Камушек оценивающе посмотрел на приятеля. На него самого давно уже не производили впечатления драконьи зубы и кроваво-красные глаза, но другим людям Пожиратель по-прежнему должен был казаться жутким чудовищем. Одно ясно наверняка — его появление в Замке долго будут помнить.
Кожаная дорожная сумка, потемневшая от старости, с вытертыми углами — некрасивое, но добротное старье; вид ее вызвал вдруг столько воспоминаний о покинутом доме, что у Камушка сжалось сердце.
Он отстегнул пряжки. На самом верху лежал вчетверо сложенный лист. Парнишка тотчас узнал знакомый почерк Белобрысого.
«От Наблюдателя Белобрысого Ткачу иллюзий Камушку. Сынок, я пишу тебе на тот случай, если гвардия Круга отыщет тебя раньше. Если ты читаешь эти строки, то ты наверняка уже в Замке. Надеюсь, что ты здоров и в безопасности. Ничего не бойся, только прошу тебя, не делай больше глупостей. Ребенку розгой вбивают разум в голову, но ты уже для этого слишком большой. Тебя уже будет трепать сама жизнь, надеюсь, не слишком болезненно. Спроси о маге по имени Ветер-на-Вершине, поскольку он очень хороший человек, хотя и великий оригинал. И не задирает нос перед такими простаками,
Мальчик дрожащими руками снова сложил письмо. Белобрысый написал «сынок», хотя Камушек был только его воспитанником. Маг никогда не требовал, чтобы Камушек обращался к нему как-то иначе, чем просто знаком имени. Отцом же был человек, чей прах давно уже смешался с землей на окраине далекой деревеньки. Камушек его почти не помнил. В памяти осталось только несколько обрывочных расплывчатых картинок — чьи-то длинные ноги, затуманенное мужское лицо, склонившееся над ним с высоты (ведь он был тогда так мал). Колючая щетина. Пара рук, терпеливо сплетающая ремешки… вот и все. Только это называлось для него именем Туча. Это Белобрысый терпеливо укладывал детскую ручку, державшую перо, отвечал на сотни самых странных вопросов, лечил разбитые колени, и, кажется, только его и волновали детские чаяния и печали Камушка.
Камушек уткнулся лицом в руки. Он чувствовал себя ужасно — себялюбивый, неблагодарный… он не стоил той любви, которую ему подарили, ничего не ожидая взамен. Ему и в голову не пришло послать хоть пару слов домой, чтобы опекун не волновался за него. И неужели он и в самом деле не мог называть Белобрысого отцом? Это же такая мелочь… Возможно, Белобрысый ждал этого, хотя раньше никогда не выдал этого своего затаенного желания. А ведь он, без сомнения, имел право так называться.

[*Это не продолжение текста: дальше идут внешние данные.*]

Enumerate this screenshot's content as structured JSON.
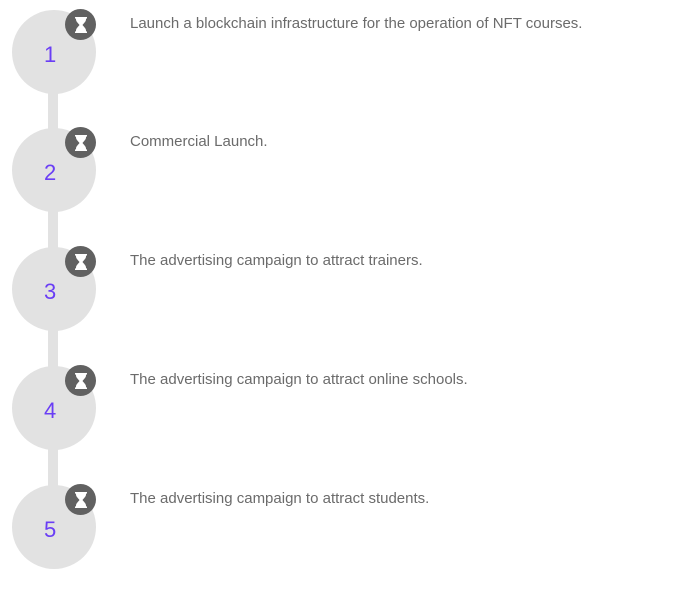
{
  "timeline": {
    "steps": [
      {
        "number": "1",
        "text": "Launch a blockchain infrastructure for the operation of NFT courses.",
        "status_icon": "hourglass-icon"
      },
      {
        "number": "2",
        "text": "Commercial Launch.",
        "status_icon": "hourglass-icon"
      },
      {
        "number": "3",
        "text": "The advertising campaign to attract trainers.",
        "status_icon": "hourglass-icon"
      },
      {
        "number": "4",
        "text": "The advertising campaign to attract online schools.",
        "status_icon": "hourglass-icon"
      },
      {
        "number": "5",
        "text": "The advertising campaign to attract students.",
        "status_icon": "hourglass-icon"
      }
    ]
  },
  "colors": {
    "circle": "#e2e2e2",
    "connector": "#e2e2e2",
    "number": "#6a3ef5",
    "badge": "#616161",
    "text": "#6b6b6b"
  }
}
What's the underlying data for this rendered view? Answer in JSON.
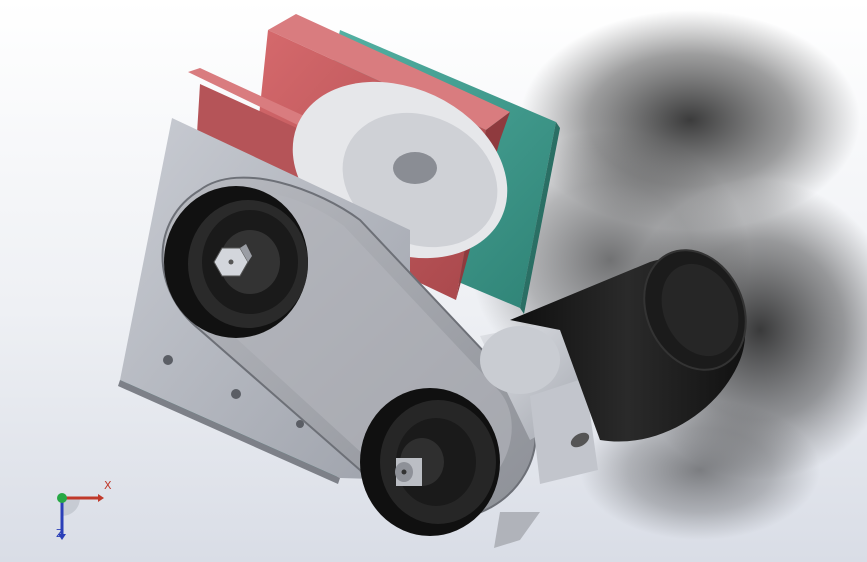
{
  "viewport": {
    "background_top": "#ffffff",
    "background_bottom": "#d9dde6"
  },
  "model": {
    "parts": [
      {
        "name": "side-plate",
        "color": "#b3b7c0"
      },
      {
        "name": "teal-plate",
        "color": "#3e9e91"
      },
      {
        "name": "red-bracket",
        "color": "#c4565a"
      },
      {
        "name": "upper-pulley",
        "color": "#1e1e1e"
      },
      {
        "name": "lower-pulley",
        "color": "#1e1e1e"
      },
      {
        "name": "belt",
        "color": "#a6a8ae"
      },
      {
        "name": "motor-body",
        "color": "#1c1c1c"
      },
      {
        "name": "gearbox",
        "color": "#c2c5cc"
      },
      {
        "name": "hex-bolt",
        "color": "#cfd2d8"
      }
    ]
  },
  "triad": {
    "x_label": "X",
    "z_label": "Z",
    "x_color": "#c0392b",
    "y_color": "#27a845",
    "z_color": "#2a3fb8"
  }
}
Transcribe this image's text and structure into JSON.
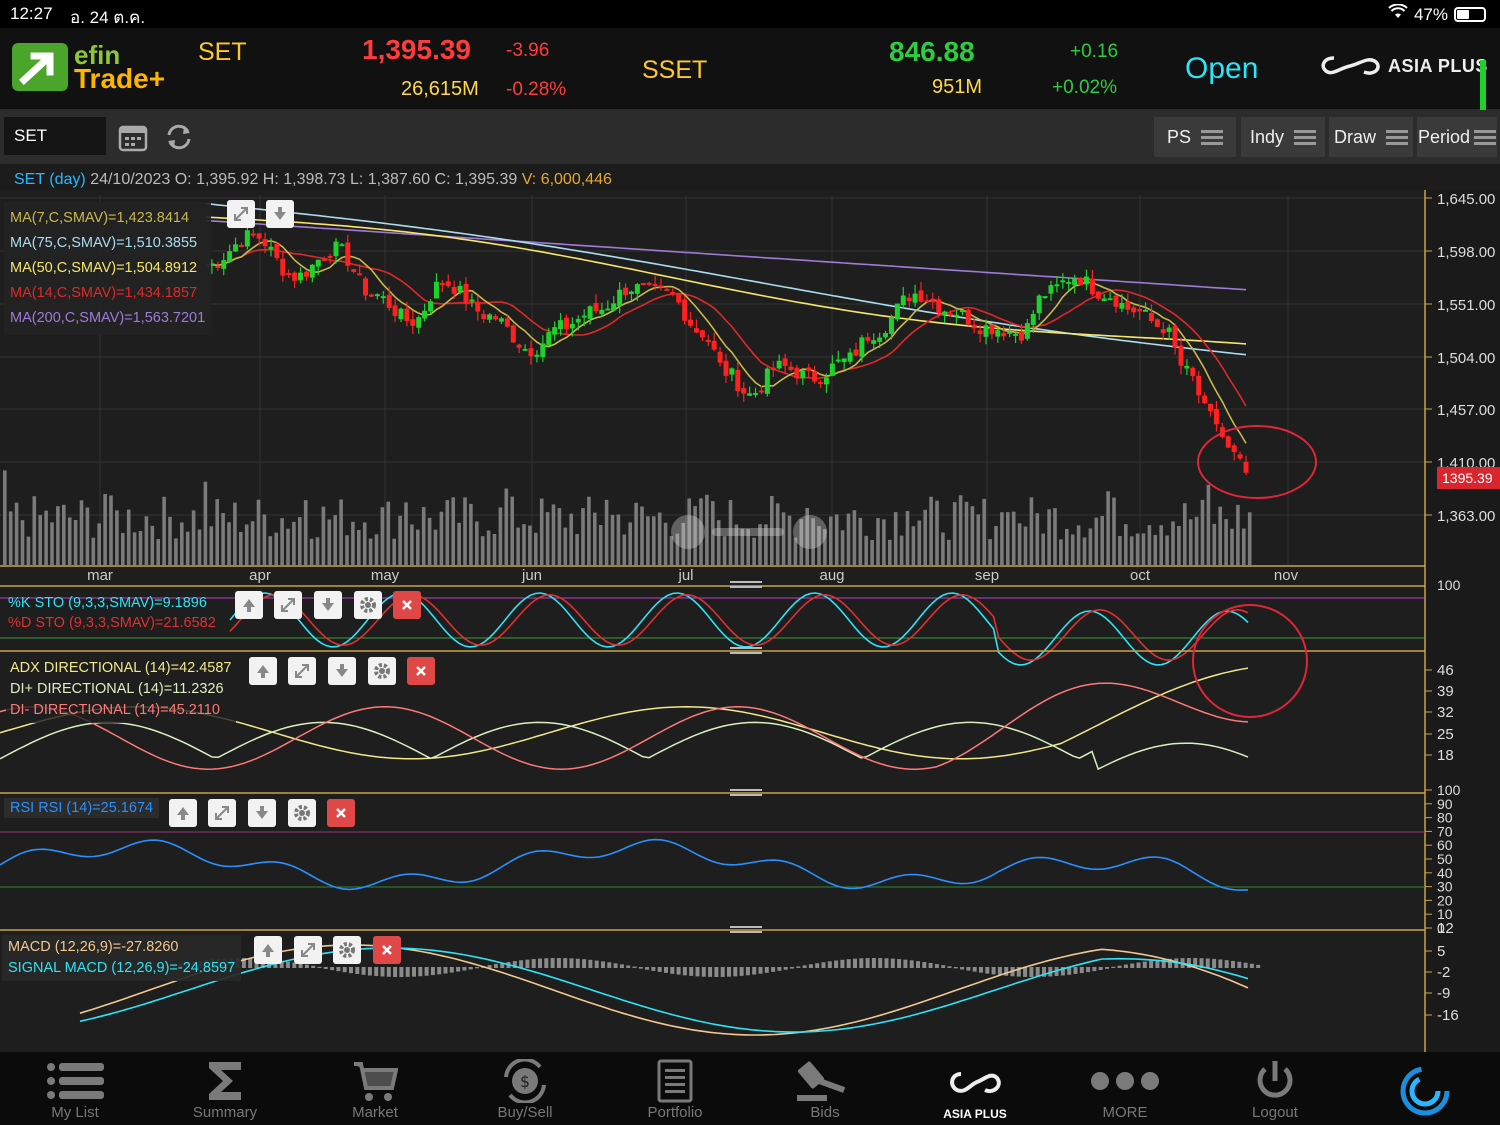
{
  "status_bar": {
    "time": "12:27",
    "date": "อ. 24 ต.ค.",
    "battery": "47%",
    "battery_level": 0.47
  },
  "header": {
    "logo_line1": "efin",
    "logo_line2": "Trade+",
    "set": {
      "name": "SET",
      "value": "1,395.39",
      "change": "-3.96",
      "volume": "26,615M",
      "percent": "-0.28%"
    },
    "sset": {
      "name": "SSET",
      "value": "846.88",
      "change": "+0.16",
      "volume": "951M",
      "percent": "+0.02%"
    },
    "market_status": "Open",
    "broker": "ASIA PLUS"
  },
  "toolbar": {
    "symbol": "SET",
    "buttons": [
      {
        "label": "PS"
      },
      {
        "label": "Indy"
      },
      {
        "label": "Draw"
      },
      {
        "label": "Period"
      }
    ]
  },
  "info_line": {
    "symbol_label": "SET (day)",
    "date": "24/10/2023",
    "o_label": "O:",
    "o": "1,395.92",
    "h_label": "H:",
    "h": "1,398.73",
    "l_label": "L:",
    "l": "1,387.60",
    "c_label": "C:",
    "c": "1,395.39",
    "v_label": "V:",
    "v": "6,000,446"
  },
  "main_chart": {
    "ma_legend": [
      {
        "text": "MA(7,C,SMAV)=1,423.8414",
        "color": "#c8b84a"
      },
      {
        "text": "MA(75,C,SMAV)=1,510.3855",
        "color": "#a9dcef"
      },
      {
        "text": "MA(50,C,SMAV)=1,504.8912",
        "color": "#f5e66b"
      },
      {
        "text": "MA(14,C,SMAV)=1,434.1857",
        "color": "#e02828"
      },
      {
        "text": "MA(200,C,SMAV)=1,563.7201",
        "color": "#a07ad8"
      }
    ],
    "price_ticks": [
      "1,645.00",
      "1,598.00",
      "1,551.00",
      "1,504.00",
      "1,457.00",
      "1,410.00",
      "1,363.00"
    ],
    "last_price_tag": "1395.39",
    "months": [
      "mar",
      "apr",
      "may",
      "jun",
      "jul",
      "aug",
      "sep",
      "oct",
      "nov"
    ]
  },
  "indicators": {
    "sto": {
      "k": "%K STO (9,3,3,SMAV)=9.1896",
      "d": "%D STO (9,3,3,SMAV)=21.6582",
      "top_tick": "100"
    },
    "adx": {
      "adx": "ADX DIRECTIONAL (14)=42.4587",
      "di_plus": "DI+ DIRECTIONAL (14)=11.2326",
      "di_minus": "DI- DIRECTIONAL (14)=45.2110",
      "ticks": [
        "46",
        "39",
        "32",
        "25",
        "18"
      ]
    },
    "rsi": {
      "label": "RSI RSI (14)=25.1674",
      "ticks": [
        "100",
        "90",
        "80",
        "70",
        "60",
        "50",
        "40",
        "30",
        "20",
        "10",
        "0"
      ]
    },
    "macd": {
      "macd": "MACD (12,26,9)=-27.8260",
      "signal": "SIGNAL MACD (12,26,9)=-24.8597",
      "ticks": [
        "12",
        "5",
        "-2",
        "-9",
        "-16"
      ]
    }
  },
  "colors": {
    "bull": "#1ed12d",
    "bear": "#ff2020",
    "accent_cyan": "#2ee3f5",
    "highlight_circle": "#e0253a"
  },
  "bottom_nav": [
    {
      "label": "My List",
      "icon": "list-icon"
    },
    {
      "label": "Summary",
      "icon": "sigma-icon"
    },
    {
      "label": "Market",
      "icon": "cart-icon"
    },
    {
      "label": "Buy/Sell",
      "icon": "buy-sell-icon"
    },
    {
      "label": "Portfolio",
      "icon": "portfolio-icon"
    },
    {
      "label": "Bids",
      "icon": "gavel-icon"
    },
    {
      "label": "ASIA PLUS",
      "icon": "asia-plus-icon"
    },
    {
      "label": "MORE",
      "icon": "more-icon"
    },
    {
      "label": "Logout",
      "icon": "power-icon"
    },
    {
      "label": "",
      "icon": "spinner-icon"
    }
  ]
}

Пожиратель Туч перестал вылизываться, внимательно приглядываясь к мальчику.
«А ты чего это?.. Снова протекаешь?»
«Нет… только мне так грустно, — ответил Камушек. — Ты иногда скучаешь по дому?»
«Немного, но не слишком. Я ж совсем недавно видел родителей, почему же я должен скучать по ним?»
Пожиратель Туч не заглядывал в родные края дольше, чем Камушек, но, будучи долговечным драконом, он иначе ощущал время. Год проходил быстро, месяц казался мгновением, а целый день, проведенный в безделье, был для него только коротким отдыхом. Но, видно, вопрос Камушка обратил мысли молодого дракона к семье, потому что он вскоре снова установил связь.
«Интересно, что там было в яйце… он или она?»
«А кого бы ты хотел?»
«Сам не знаю. Я вообще не слишком привычен к детям. Хотя там, в поселении, они были даже забавны. И все-таки скорее брата. Хотя этот младенец все равно поначалу будет так мал, что станет спотыкаться о собственные лапы. Так что мне совсем без разницы. А вот когда он подрастет, я покажу ему, как ловить крабов».
«И воровать кур?» — ехидно подсказал Камушек.
«Прежде всего, я научу его летать! И играть в загадки!»
«Может, еще янтарь искать?»
«Да! И читать! И еще рисовать! — Возбуждение Пожирателя росло. — Но это попозже, когда он поумнеет», — трезво добавил он.
Эти перечисления развеселили и немного утешили Камушка. Еще некоторое время они перечисляли самые разные вещи, которым могли бы научить маленького братишку Пожирателя Туч, и строили туманные планы на будущее, но солнце клонилось к западу, и усталость брала верх. Наконец они оба заснули на мягком сене.